CAMARA DOS DEPUTADOS – Câmara aprova regras mais rígidas para loteamentos em áreas propensas a alagamentos, visando prevenir tragédias climáticas e garantir segurança hídrica.

Em uma significativa vitória para a segurança urbana e ambiental, a Comissão de Desenvolvimento Urbano da Câmara dos Deputados ratificou uma proposta que estabelece diretrizes mais rigorosas para a criação de loteamentos em áreas propensas a alagamentos. A nova legislação, que altera a Constituição de Parcelamento do Solo Urbano, visa assegurar que estudos técnicos sejam realizados antes da aprovação de novos projetos, garantindo um escoamento eficiente das águas pluviais, especialmente em decorrência de eventos climáticos extremos, que têm causado devastadoras tragédias em diversas regiões do país, como no Rio Grande do Sul.

A proposta, líderada pelo deputado Icaro de Valmir (Republicanos-SE), avança a partir de um substitutivo ao Projeto de Lei 1901/24, que originalmente exigia a apresentação de análises hidrológicas complexas para todas as novas construções em áreas de risco. Apesar de reconhecer a importância dessas exigências, o relator adaptou a proposta para torná-la mais proporcional, estabelecendo que a complexidade dos estudos deve ser ajustada ao tamanho e à gravidade dos riscos associados a cada projeto, bem como à capacidade técnica das prefeituras envolvidas.

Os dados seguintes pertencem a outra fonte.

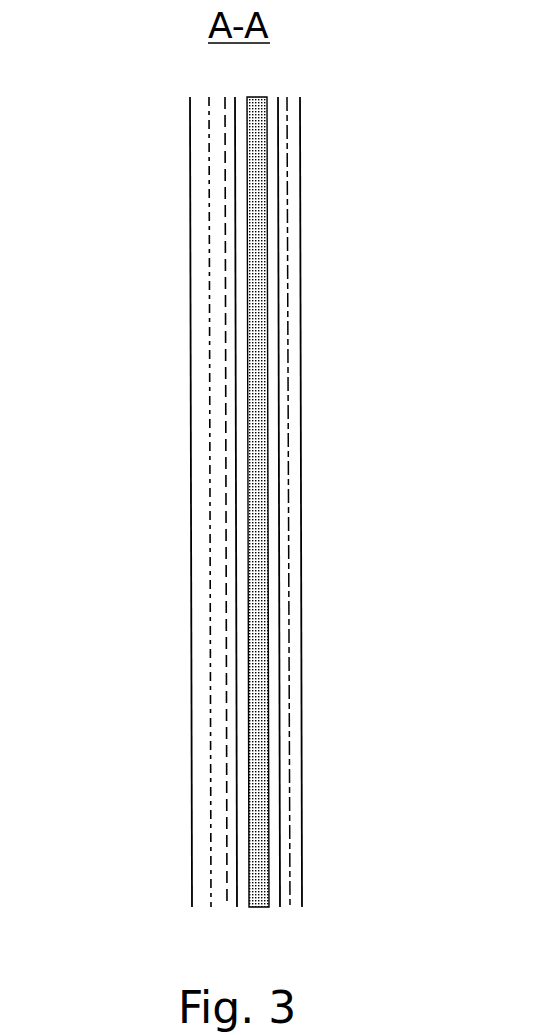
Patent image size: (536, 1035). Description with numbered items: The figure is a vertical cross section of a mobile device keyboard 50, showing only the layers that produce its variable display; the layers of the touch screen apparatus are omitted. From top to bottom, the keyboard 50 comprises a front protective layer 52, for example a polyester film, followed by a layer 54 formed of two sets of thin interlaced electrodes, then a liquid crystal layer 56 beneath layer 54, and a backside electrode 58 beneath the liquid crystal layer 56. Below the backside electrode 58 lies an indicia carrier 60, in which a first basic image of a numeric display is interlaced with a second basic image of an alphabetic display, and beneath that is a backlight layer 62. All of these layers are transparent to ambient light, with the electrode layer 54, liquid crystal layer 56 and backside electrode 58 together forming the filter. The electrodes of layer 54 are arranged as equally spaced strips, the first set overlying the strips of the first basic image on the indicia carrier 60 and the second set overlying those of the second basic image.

The keyboard 50 is at (356, 771).
The front protective layer 52 is at (303, 537).
The layer 54 is at (288, 247).
The liquid crystal layer 56 is at (255, 390).
The backside electrode 58 is at (225, 398).
The indicia carrier 60 is at (208, 290).
The backlight layer 62 is at (190, 548).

De acordo com o novo texto, a realização de simulações hidrodinâmicas detalhadas será obrigatória apenas em três situações específicas: em áreas de alto risco de alagamento, em projetos que possam causar substanciais impactos ambientais ou urbanos e em locais que não possuam infraestrutura de drenagem já instalada. Essa abordagem, mais equilibrada, visa manter a segurança pública sem inviabilizar o desenvolvimento urbano.

Além das obrigações técnicas, o projeto também enfatiza a importância da transparência. As autoridades locais terão a obrigação de disponibilizar os estudos na internet, garantindo que a população tenha acesso às informações pertinentes. Em projetos com maior repercussão, as prefeituras serão obrigadas a conduzir audiências públicas, envolvendo ativamente os cidadãos nas discussões sobre os impactos das obras.

Agora, a proposta segue com caráter conclusivo para a avaliação da Comissão de Constituição e Justiça e de Cidadania. Para que se torne lei, ainda passará pelas votações da Câmara e do Senado, representando um passo importante na proteção de zonas vulneráveis e na prevenção de desastres naturais que afetam a vida de milhares de brasileiros.